Komplizierte und zeitaufwändige Förderprogramme
Viele Förderprogramme sind sehr kompliziert in der Beantragung und oft auch nicht passend für kleine Veranstaltungen. Für die Beantragung wird zudem sehr viel Zeit benötigt, die Freischaffende oft nicht leisten können. Deshalb wären Förderlotsen in Stadt und Landkreis hilfreich, wie sie Dietlind Grabe-Bolz vorgeschlagen hat. Diese könnten gebündelte Informationen über mögliche Förderungen bereitstellen und bei den Anträgen unterstützen. Das wäre schon eine große Entlastung. „Solche Förderlotsen, die weit über die Kulturförderung hinaus umfänglich beraten würden, können gut als interkommunale Projekte auf den Weg gebracht werden. Erste Ideen dazu gibt es bereits“, erklärt Dirk Haas. 

Deutlich wird, dass die Kommunen die notwendige finanzielle Unterstützung einer vielfältigen und bunten Kulturlandschaft nicht alleine stemmen können. „Wer Kultur möchte, muss dafür auch Geld zur Verfügung stellen und das muss vor allem vom Land kommen,“ erklärt Nina Heidt- Sommer. „Diese Aufgabe wird momentan nicht ernst genug genommen. Zwar wurden während der Pandemie Programme wie das Förderprogramm „Ab ins Freie“ gestartet, doch die Kultur braucht natürlich auch nach Corona Finanzierung,“ so Heidt-Sommer weiter.  

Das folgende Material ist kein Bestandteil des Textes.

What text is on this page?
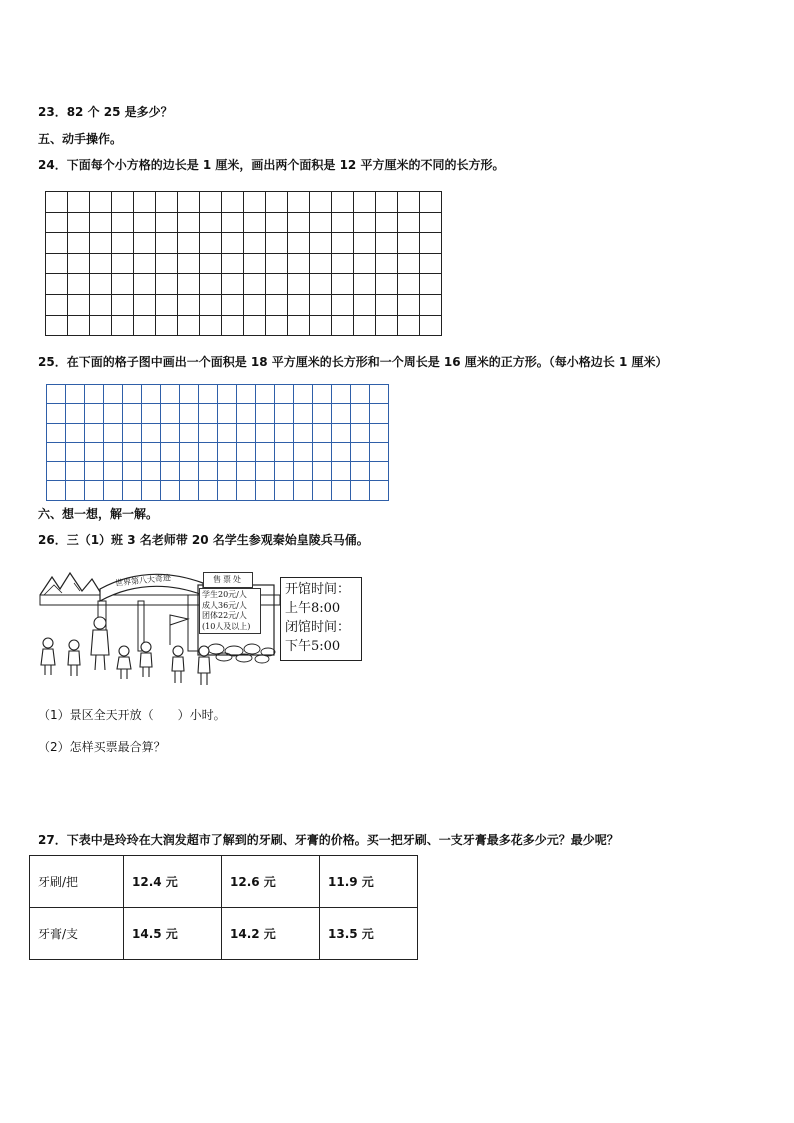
23．82 个 25 是多少？
五、动手操作。
24．下面每个小方格的边长是 1 厘米，画出两个面积是 12 平方厘米的不同的长方形。
25．在下面的格子图中画出一个面积是 18 平方厘米的长方形和一个周长是 16 厘米的正方形。（每小格边长 1 厘米）
六、想一想，解一解。
26．三（1）班 3 名老师带 20 名学生参观秦始皇陵兵马俑。
世界第八大奇迹	售票处
学生20元/人
成人36元/人
团体22元/人
(10人及以上)
开馆时间：
上午8:00
闭馆时间：
下午5:00
（1）景区全天开放（　　）小时。
（2）怎样买票最合算？
27．下表中是玲玲在大润发超市了解到的牙刷、牙膏的价格。买一把牙刷、一支牙膏最多花多少元？最少呢？
牙刷/把	12.4 元	12.6 元	11.9 元
牙膏/支	14.5 元	14.2 元	13.5 元
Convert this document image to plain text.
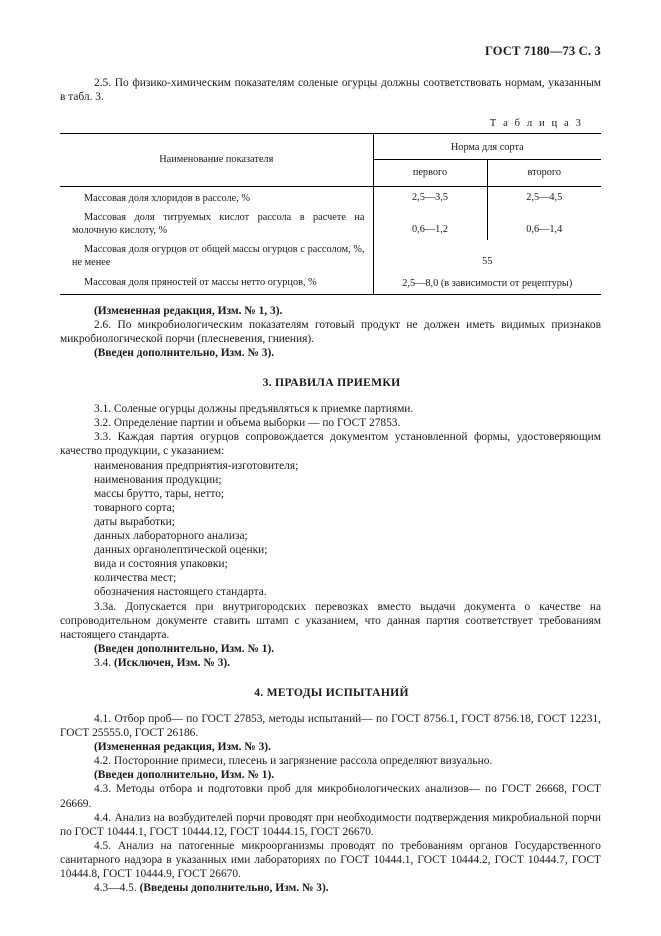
ГОСТ 7180—73 С. 3

2.5. По физико-химическим показателям соленые огурцы должны соответствовать нормам, указанным в табл. 3.

Т а б л и ц а 3

Наименование показателя	Норма для сорта	
	первого	второго
Массовая доля хлоридов в рассоле, %	2,5—3,5	2,5—4,5
Массовая доля титруемых кислот рассола в расчете на молочную кислоту, %	0,6—1,2	0,6—1,4
Массовая доля огурцов от общей массы огурцов с рассолом, %, не менее	55	
Массовая доля пряностей от массы нетто огурцов, %	2,5—8,0 (в зависимости от рецептуры)	

(Измененная редакция, Изм. № 1, 3).

2.6. По микробиологическим показателям готовый продукт не должен иметь видимых признаков микробиологической порчи (плесневения, гниения).

(Введен дополнительно, Изм. № 3).

3. ПРАВИЛА ПРИЕМКИ

3.1. Соленые огурцы должны предъявляться к приемке партиями.

3.2. Определение партии и объема выборки — по ГОСТ 27853.

3.3. Каждая партия огурцов сопровождается документом установленной формы, удостоверяющим качество продукции, с указанием:

наименования предприятия-изготовителя;

наименования продукции;

массы брутто, тары, нетто;

товарного сорта;

даты выработки;

данных лабораторного анализа;

данных органолептической оценки;

вида и состояния упаковки;

количества мест;

обозначения настоящего стандарта.

3.3а. Допускается при внутригородских перевозках вместо выдачи документа о качестве на сопроводительном документе ставить штамп с указанием, что данная партия соответствует требованиям настоящего стандарта.

(Введен дополнительно, Изм. № 1).

3.4. (Исключен, Изм. № 3).

4. МЕТОДЫ ИСПЫТАНИЙ

4.1. Отбор проб— по ГОСТ 27853, методы испытаний— по ГОСТ 8756.1, ГОСТ 8756.18, ГОСТ 12231, ГОСТ 25555.0, ГОСТ 26186.

(Измененная редакция, Изм. № 3).

4.2. Посторонние примеси, плесень и загрязнение рассола определяют визуально.

(Введен дополнительно, Изм. № 1).

4.3. Методы отбора и подготовки проб для микробиологических анализов— по ГОСТ 26668, ГОСТ 26669.

4.4. Анализ на возбудителей порчи проводят при необходимости подтверждения микробиальной порчи по ГОСТ 10444.1, ГОСТ 10444.12, ГОСТ 10444.15, ГОСТ 26670.

4.5. Анализ на патогенные микроорганизмы проводят по требованиям органов Государственного санитарного надзора в указанных ими лабораториях по ГОСТ 10444.1, ГОСТ 10444.2, ГОСТ 10444.7, ГОСТ 10444.8, ГОСТ 10444.9, ГОСТ 26670.

4.3—4.5. (Введены дополнительно, Изм. № 3).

Die Gagen sind in den letzten zehn Jahren nicht gestiegen, obwohl die Lebenshaltungskosten immer teurer werden. Veranstalter können meist einfach nicht ausreichend zahlen und viele Veranstaltungen sind nur möglich, weil Künstlerinnen und Künstler für niedrige Gagen spielen. „In der Bildenden Kunst gibt es oft gar keine Gagen,“ erläutert Dirk Zschocke, Vorsitzender vom Neuen Kunstverein Gießen e.V. und Bildender Künstler. 

Räume für Kunst und Kultur fehlen

Auch Kulturräume für kleine Veranstaltungen oder Ausstellungen sind weiter ein Thema. Dass mit dem Kulturgewerbehof nun mitten in Gießen Kulturraum geschaffen wird, begrüßen alle Künstlerinnen und Künstler. „Wir prüfen außerdem, inwieweit auch Räume zur Zwischennutzung zur Verfügung gestellt werden können,“ merkt Astrid Eibelshäuser an.  

Auch wäre mehr Unterstützung in der Organisation, z.B. durch mehr Stellen in den Kulturämtern hilfreich, um die freie Kulturszene bei Veranstaltungen zu unterstützen. Da Kultur aber nach wie vor zu den freiwilligen Leistungen zählt, sind viele Maßnahmen weiterhin schwierig. Vieles kann nur durch das wertvolle Engagement von Ehrenamtlichen stattfinden. Es bleibt viel zu tun, doch die anwesenden Politiker*innen arbeiten an möglichen Lösungsansätzen und nehmen die Problemstellungen mit in die entsprechenden Gremien. 

Den fruchtbaren Austausch zwischen Kulturschaffenden und Politik wird das Kulturforum weiterführen!